Key Takeaways
- Winona County suffered a cybersecurity attack on Monday that disrupted several internal systems, including the Department of Motor Vehicles and vital statistics.
- Emergency services remain fully operational; 911 calls, law enforcement, fire, EMS, and dispatch continue without interruption.
- County officials have taken parts of the network offline to contain the threat and are restoring systems in a phased, secure manner.
- The attack is the second cyber incident faced by the county this year, following a ransomware event in January.
- Local, state, and federal partners are collaborating on the investigation, though no details about the perpetrators or potential data breach have been released.
- Residents are asked to be patient while recovery efforts continue; neighboring counties can assist with DMV‑related needs in the interim.
Overview of the Incident
On Monday, Winona County experienced a cybersecurity attack that prompted immediate action from its information technology and emergency management teams. The breach affected multiple county systems, most notably the Department of Motor Vehicles and vital statistics databases, which were taken offline as a precautionary measure. While the exact nature of the malware or intrusion vector has not been disclosed, officials confirmed that the incident required parts of the network to be isolated to prevent further spread.
Response and Containment Measures
Ben Klinger, Winona County’s emergency management director, emphasized that the decision to shut down specific network segments was deliberate and necessary to contain the threat. By segmenting the infrastructure, the county aimed to protect critical assets while limiting the attacker’s ability to move laterally. This containment strategy, although disruptive to certain administrative functions, was described as a standard best practice in incident response.
Status of Essential Services
Despite the disruption to non‑essential systems, Klinger stressed that emergency services remain fully functional. He assured the public that calls to 911 are answered promptly and that law enforcement, fire, emergency medical services, and dispatch centers continue to operate without hindrance. This clarification was intended to alleviate concerns that the cyberattack might compromise public safety.

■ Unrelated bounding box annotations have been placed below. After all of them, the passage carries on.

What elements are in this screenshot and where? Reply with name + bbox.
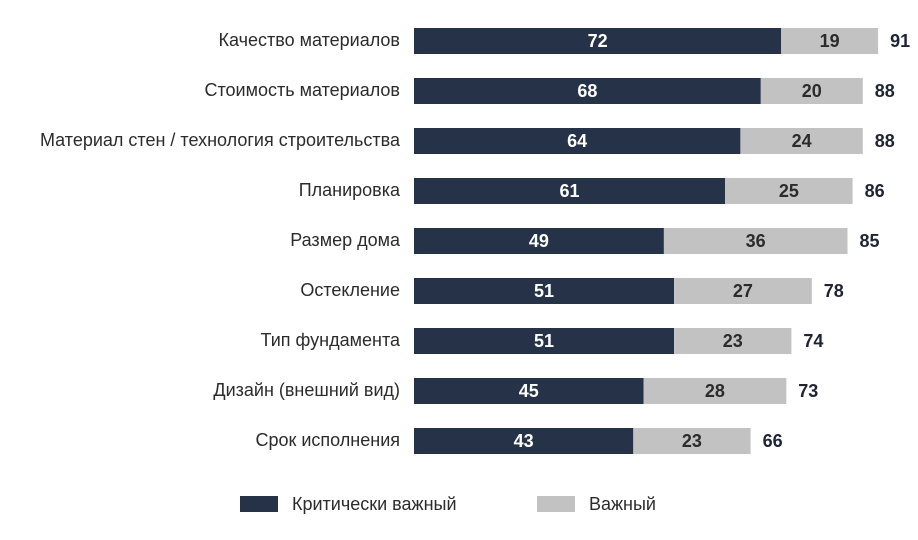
total-label: 88 [875,81,895,101]
bar-segment [414,428,634,454]
category-label: Размер дома [290,230,401,250]
value-label: 28 [705,381,725,401]
value-label: 45 [519,381,539,401]
bar-segment [414,378,644,404]
bar-segment [414,128,741,154]
bar-segment [643,378,787,404]
bar-segment [414,28,782,54]
category-label: Остекление [300,280,400,300]
category-label: Планировка [299,180,401,200]
legend-swatch [240,496,278,512]
category-label: Качество материалов [218,30,400,50]
category-label: Дизайн (внешний вид) [213,380,400,400]
bar-segment [781,28,879,54]
legend-label: Критически важный [292,494,457,514]
total-label: 86 [865,181,885,201]
value-label: 19 [820,31,840,51]
category-label: Материал стен / технология строительства [40,130,401,150]
total-label: 85 [860,231,880,251]
value-label: 51 [534,281,554,301]
value-label: 43 [514,431,534,451]
bar-segment [725,178,853,204]
legend-swatch [537,496,575,512]
category-label: Тип фундамента [261,330,401,350]
value-label: 20 [802,81,822,101]
value-label: 24 [792,131,812,151]
bar-segment [663,228,848,254]
total-label: 88 [875,131,895,151]
value-label: 27 [733,281,753,301]
category-label: Стоимость материалов [204,80,400,100]
bar-segment [633,428,751,454]
value-label: 25 [779,181,799,201]
value-label: 64 [567,131,587,151]
total-label: 66 [763,431,783,451]
value-label: 49 [529,231,549,251]
value-label: 51 [534,331,554,351]
bar-segment [674,328,792,354]
total-label: 74 [803,331,823,351]
value-label: 72 [588,31,608,51]
bar-segment [414,278,675,304]
bar-segment [414,78,761,104]
bar-segment [414,178,726,204]
value-label: 23 [682,431,702,451]
bar-segment [414,228,664,254]
value-label: 68 [577,81,597,101]
bar-segment [414,328,675,354]
total-label: 91 [890,31,910,51]
bar-segment [760,78,863,104]
value-label: 23 [723,331,743,351]
category-label: Срок исполнения [255,430,400,450]
total-label: 78 [824,281,844,301]
total-label: 73 [798,381,818,401]
value-label: 36 [746,231,766,251]
bar-segment [740,128,863,154]
value-label: 61 [560,181,580,201]
bar-segment [674,278,812,304]
legend-label: Важный [589,494,656,514]
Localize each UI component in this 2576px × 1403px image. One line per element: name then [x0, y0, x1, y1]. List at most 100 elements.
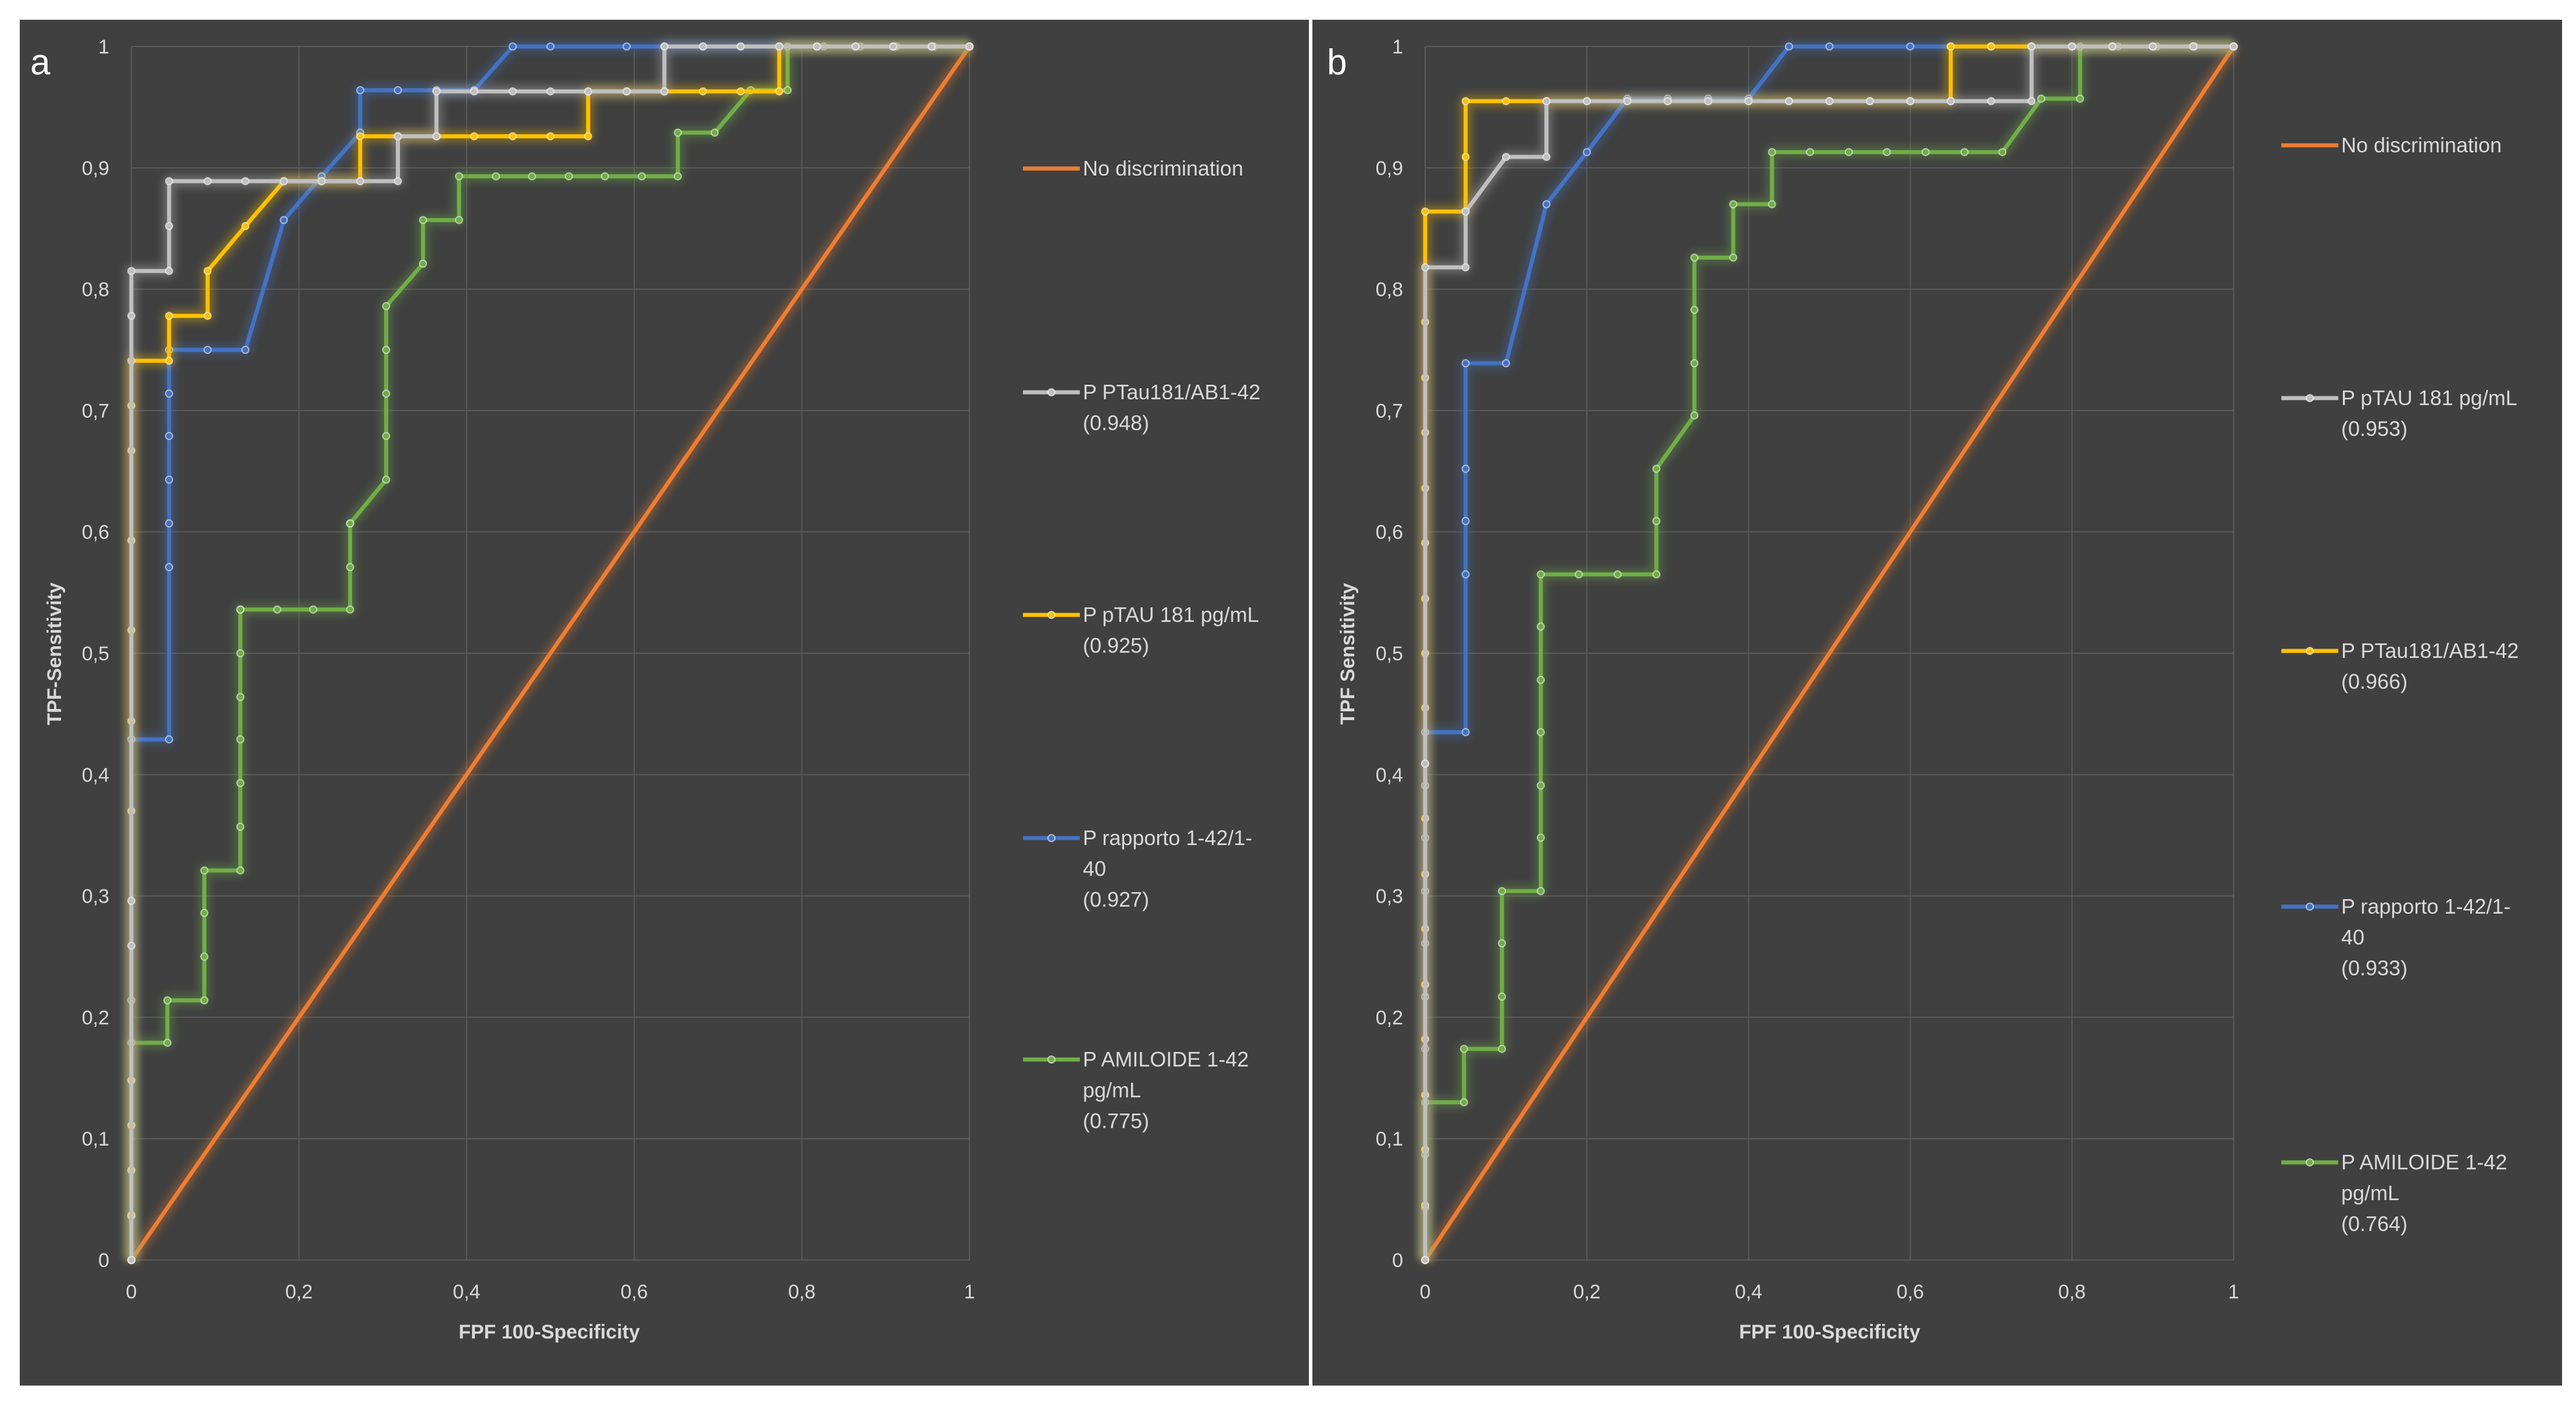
panel-a-data-point — [163, 1039, 171, 1047]
panel-a-data-point — [203, 312, 212, 320]
panel-b-y-tick-label: 0,9 — [1376, 158, 1403, 180]
panel-b-data-point — [1421, 760, 1429, 768]
panel-a-x-tick-label: 0,2 — [285, 1281, 313, 1303]
panel-b-data-point — [1690, 359, 1699, 367]
panel-a-data-point — [509, 132, 517, 141]
panel-b-data-point — [1844, 148, 1853, 156]
panel-b-data-point — [1922, 148, 1930, 156]
panel-b-data-point — [1866, 97, 1874, 105]
panel-a-data-point — [813, 42, 821, 51]
panel-b-data-point — [1768, 148, 1776, 156]
panel-a-y-tick-label: 0,1 — [82, 1128, 109, 1150]
panel-a-data-point — [356, 86, 364, 95]
panel-b-legend-label: P rapporto 1-42/1- — [2341, 894, 2511, 918]
panel-a-data-point — [280, 216, 288, 224]
panel-b-data-point — [1652, 517, 1661, 525]
panel-a-legend-label: P PTau181/AB1-42 — [1083, 380, 1261, 404]
panel-a-data-point — [418, 216, 427, 224]
panel-b-legend-label: No discrimination — [2341, 133, 2502, 157]
panel-b-data-point — [2027, 97, 2036, 105]
panel-a-y-tick-label: 1 — [98, 36, 109, 58]
panel-b-data-point — [1883, 148, 1891, 156]
panel-b-series — [1419, 41, 2239, 1264]
panel-a-y-tick-label: 0,7 — [82, 400, 109, 422]
panel-b-legend-item-rapporto: P rapporto 1-42/1- 40 (0.933) — [2281, 894, 2511, 980]
panel-b-data-point — [1947, 97, 1955, 105]
panel-a-legend-label: P AMILOIDE 1-42 — [1083, 1047, 1248, 1071]
panel-a-data-point — [600, 172, 609, 181]
panel-b-y-tick-label: 0,2 — [1376, 1007, 1403, 1029]
panel-b-data-point — [1729, 200, 1737, 209]
panel-b-data-point — [2067, 42, 2076, 51]
panel-b-data-point — [1906, 42, 1915, 51]
panel-b-data-point — [1613, 570, 1622, 579]
panel-a-data-point — [236, 605, 245, 614]
panel-a-data-point — [164, 267, 173, 275]
panel-a-data-point — [164, 735, 173, 744]
panel-a-data-point — [470, 87, 478, 96]
panel-a-data-point — [509, 87, 517, 96]
panel-a-data-point — [638, 172, 646, 181]
panel-a-data-point — [528, 172, 536, 181]
panel-a-data-point — [241, 222, 250, 230]
panel-b-data-point — [1744, 97, 1753, 105]
panel-a-y-tick-labels: 0 0,1 0,2 0,3 0,4 0,5 0,6 0,7 0,8 0,9 1 — [82, 36, 109, 1272]
panel-a-legend-marker — [1047, 611, 1056, 619]
panel-a-data-point — [660, 42, 669, 51]
panel-a-background — [20, 20, 1309, 1386]
panel-a-data-point — [382, 346, 391, 354]
panel-b-data-point — [1461, 153, 1470, 161]
panel-b-series-ptau-line4 — [1419, 41, 2238, 1264]
panel-a-data-point — [164, 432, 173, 441]
panel-a-series-line — [129, 44, 972, 1262]
panel-a-data-point — [127, 267, 135, 275]
panel-b-x-tick-label: 0,8 — [2058, 1281, 2085, 1303]
panel-b-data-point — [1987, 97, 1995, 105]
panel-b-data-point — [1998, 148, 2007, 156]
panel-a-data-point — [241, 346, 250, 354]
panel-a-y-tick-label: 0,6 — [82, 521, 109, 543]
panel-b-legend-marker — [2306, 1158, 2314, 1166]
panel-a-data-point — [203, 177, 212, 185]
panel-a-data-point — [203, 346, 212, 354]
panel-a-legend-item-amiloide: P AMILOIDE 1-42 pg/mL (0.775) — [1023, 1047, 1248, 1133]
panel-a-legend-label: P pTAU 181 pg/mL — [1083, 603, 1259, 627]
panel-b-data-point — [1536, 887, 1545, 896]
panel-a-series-line — [129, 44, 972, 1262]
panel-a-series-line — [129, 44, 972, 1262]
panel-a-legend-label: No discrimination — [1083, 156, 1243, 180]
panel-a-data-point — [236, 779, 245, 788]
panel-b-background — [1312, 20, 2562, 1386]
panel-a-y-axis-label: TPF-Sensitivity — [44, 582, 66, 725]
panel-a-data-point — [736, 42, 745, 51]
panel-a-data-point — [164, 389, 173, 398]
panel-b-data-point — [1690, 411, 1699, 420]
panel-b-data-point — [1960, 148, 1969, 156]
panel-a-data-point — [309, 605, 317, 614]
panel-a-data-point — [203, 267, 212, 275]
panel-b-data-point — [1947, 42, 1955, 51]
panel-b-legend-label: P PTau181/AB1-42 — [2341, 639, 2519, 663]
panel-b-data-point — [1704, 97, 1712, 105]
panel-b-data-point — [1461, 97, 1470, 105]
panel-a-data-point — [280, 177, 288, 185]
panel-b-legend-label: P AMILOIDE 1-42 — [2341, 1150, 2507, 1174]
panel-b-data-point — [1421, 1256, 1429, 1264]
panel-b-data-point — [1536, 781, 1545, 790]
panel-a-data-point — [775, 42, 783, 51]
panel-a-chart: 0 0,2 0,4 0,6 0,8 1 0 0,1 0,2 0,3 0,4 0,5 0,6 0,7 0,8… — [30, 36, 1261, 1343]
panel-b-data-point — [1542, 200, 1551, 209]
panel-a-data-point — [584, 87, 592, 96]
panel-b-data-point — [1459, 1098, 1468, 1107]
panel-a-legend-item-no-discrimination: No discrimination — [1023, 156, 1243, 180]
panel-b-data-point — [1498, 939, 1507, 947]
panel-a-data-point — [584, 132, 592, 141]
panel-a-data-point — [492, 172, 500, 181]
panel-b-data-point — [1663, 97, 1672, 105]
panel-b-legend-marker — [2306, 903, 2314, 911]
panel-a-data-point — [127, 1256, 135, 1264]
panel-a-data-point — [674, 128, 682, 137]
panel-a-data-point — [346, 563, 355, 571]
panel-a-data-point — [889, 42, 897, 51]
panel-a-x-tick-label: 0,6 — [621, 1281, 648, 1303]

Phased Restoration Approach
Recovery efforts are proceeding in a phased manner. Systems are being brought back online only after they have been verified as secure and free of lingering threats. Rather than waiting for a complete overhaul, the county is restoring individual services as they pass security checks, thereby gradually reinstating functionality while maintaining vigilance against re‑infection.
Scope and Uncertainties
The full extent of the affected departments and systems has not been publicly detailed. Officials have not confirmed whether any personal data was exfiltrated or compromised during the breach. This uncertainty reflects the ongoing nature of the forensic investigation, which aims to determine the attack’s origin, methodology, and potential impact on resident information.
Historical Context: Prior Cyber Incident
This marks the second cybersecurity incident Winona County has faced in 2026. Earlier in the year, on January 23, the county reported a ransomware attack that similarly disrupted its computer network. The recurrence underscores a growing trend of cyber threats targeting municipal governments, highlighting the need for robust defensive measures and continuous improvement of incident response capabilities.
Leadership Declaration and Public Communication
Winona County Board Chair Chris Meyer formally declared a local emergency in response to the latest attack, enabling the mobilization of additional resources and streamlining coordination with state and federal agencies. Throughout the press conference, officials maintained a transparent yet cautious tone, acknowledging progress while refraining from divulging investigative specifics that could jeopardize the ongoing inquiry.
Collaboration with External Partners
Klinger emphasized the collaborative effort involving local IT staff, state cybersecurity units, and federal agencies such as the Cybersecurity and Infrastructure Security Agency (CISA). He praised the speed, professionalism, and coordination of these teams, noting that their combined expertise is essential for identifying the attackers, mitigating damage, and preventing future incidents.
Message to Residents
In closing, officials urged residents to exercise patience and understanding as recovery work continues. They pointed out that neighboring counties can assist with DMV‑related transactions while Winona County’s systems are being restored. The overarching message was one of resilience: the county remains committed to restoring full services, learning from the incident, and strengthening its cybersecurity posture moving forward.